Allons, allons, disait gaiement le sacristain, faut pas vous fâcher comme ça, mère Guite. Je ne dirai plus rien à Claudie, foi d’homme ! et quant au bœuf…

— C’est pas un bœuf, puisque c’est un veau ! reprenait la vieille.

— C’est pas un veau, puisque vous dites toutes qu’il a des cornes. Allons, faut dire que c’est un taurin (taureau).

— Dites comme vous voudrez, je ne veux pas parler de ça avec vous.

— Ah ben ! ma femme n’est pas comme vous, elle m’en parle plus que je ne veux ; et plus je me moque d’elle, plus elle y croit. Oh ! que les femmes sont donc simples !

— Et quoi que vous diriez, si vous l’aviez vu ?

— Vous l’avez donc vu, vous ?

— Non, mais j’ai été bien des fois sur le moment de le voir.



Alons, allons, disait gaiement le sacristain… (Page 7.)

— C’est comme moi, je suis toujours sur ce moment-là ; mais le moment passe et je ne vois rien.

— Je ne sais pas comment ça peut vous amuser de rire comme ça de tout.

— Tiens ! si ça n’est pas gentil de rire, à présent…

— Riez avec nous si ça vous plaît, mais ne riez pas de ça devant les étrangers qui ne sont pas d’ici. Ça nous porterait malheur.

— Attendez ! attendez ! mère Guite, je sens quelque chose de sec sous ma bêche. Je crois que c’est la chose. Tendez votre tablier, j’vas y mettre mon pesant d’or.

— Pouah ! ne jetez donc pas comme ça les os de chrétien sur moi. Ça fait peur !

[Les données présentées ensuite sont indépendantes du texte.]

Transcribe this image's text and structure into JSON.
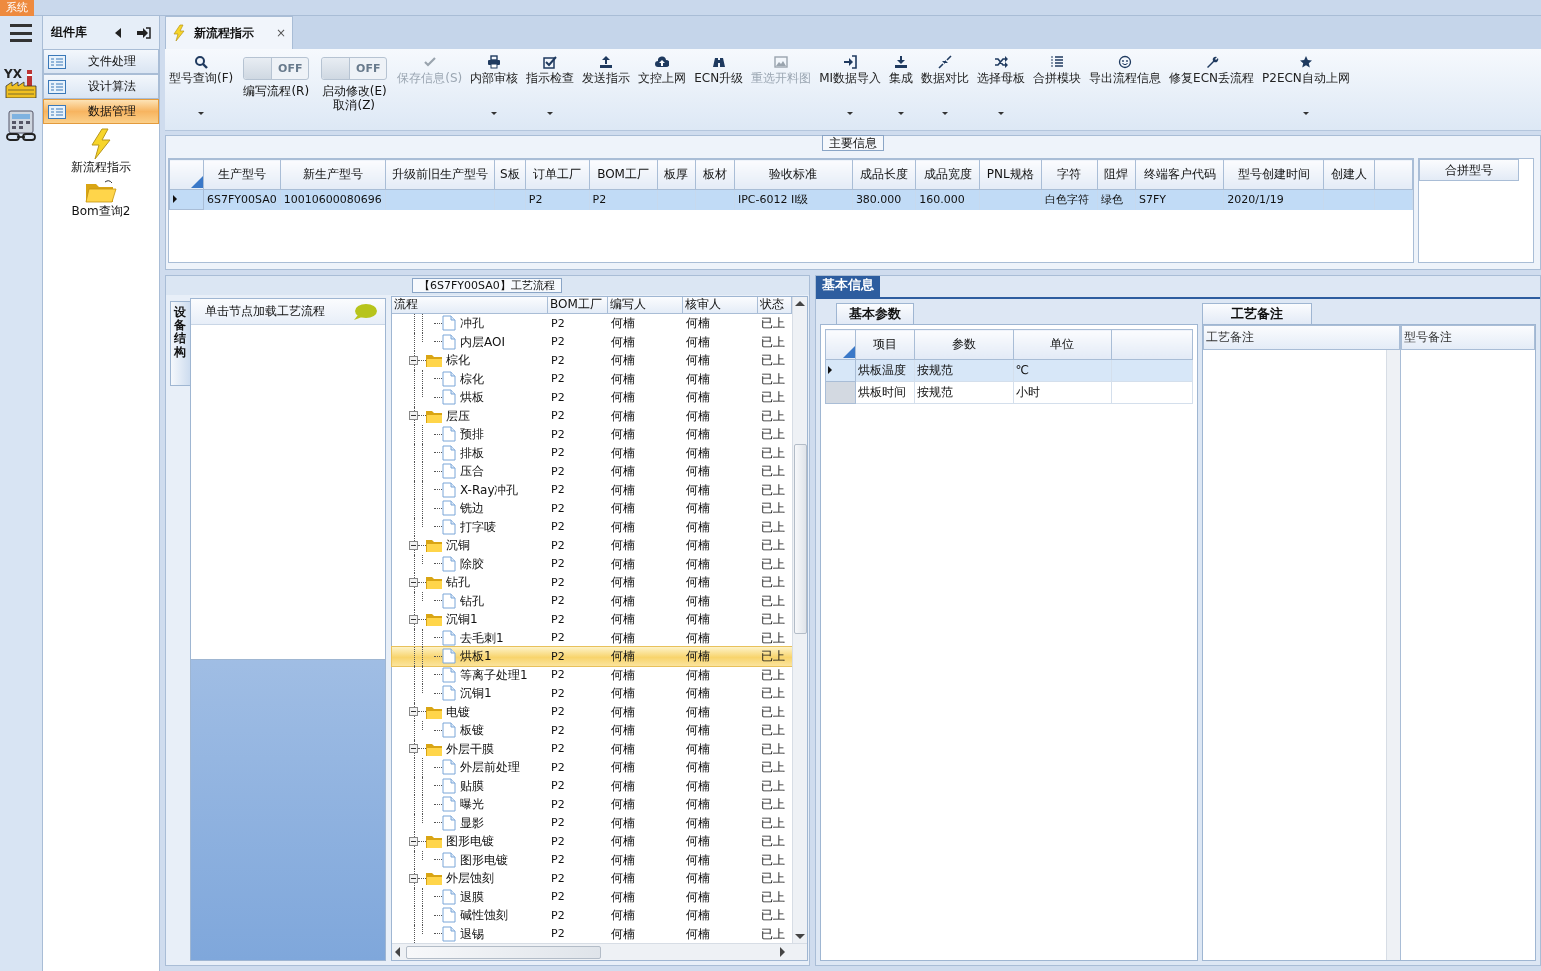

— Ça ne leur fait pas de mal, allez ! Depuis le temps que je creuse dans la terre, je peux bien dire que je n’y ai encore trouvé que de ça. Il y en a de ces os de mort !… Y en a ! y en a !… à mort, quoi ! faut qu’on ait tué rudement du monde avant nous dans l’endroit, car je n’en peux pas trouver la fin, de ces os !

— Ça n’est pas déjà si bon de creuser ! Plus on creuse, plus on fouille, plus on lève les pierres, moins on trouve.

— Vous y pensez donc toujours ? Elles sont toutes comme ça, ces vieilles femmes. Elles se rendent folles les unes les autres en se contant des histoires.

— Mais puisque ça s’est toujours conté comme ça dans le pays d’ici, depuis que le monde est monde ! Ce qui s’est dit de tout temps ne peut pas être faux. »

Et la vieille se mit à parler avec animation, mais en patois marchois, et quoique ce dialecte ne soit pas difficile à comprendre par lui-même, il devient inintelligible aux oreilles non exercées à cause de ses brusques élisions et de la volubilité que les femmes surtout mettent à le débiter. Les habitants de cette partie de la Marche, qui a été si longtemps le Berri, emploient indifféremment le patois et le vieux français naïf, qu’on parle en Berri[1]. Mais soit que la langue d’oc fût plus familière à la vieille femme que la langue d’oil, soit qu’elle crût s’exprimer plus mystérieusement dans son dialecte, elle entraîna son interlocuteur à s’en servir aussi pour lui répondre, et Guillaume cessa de les écouter.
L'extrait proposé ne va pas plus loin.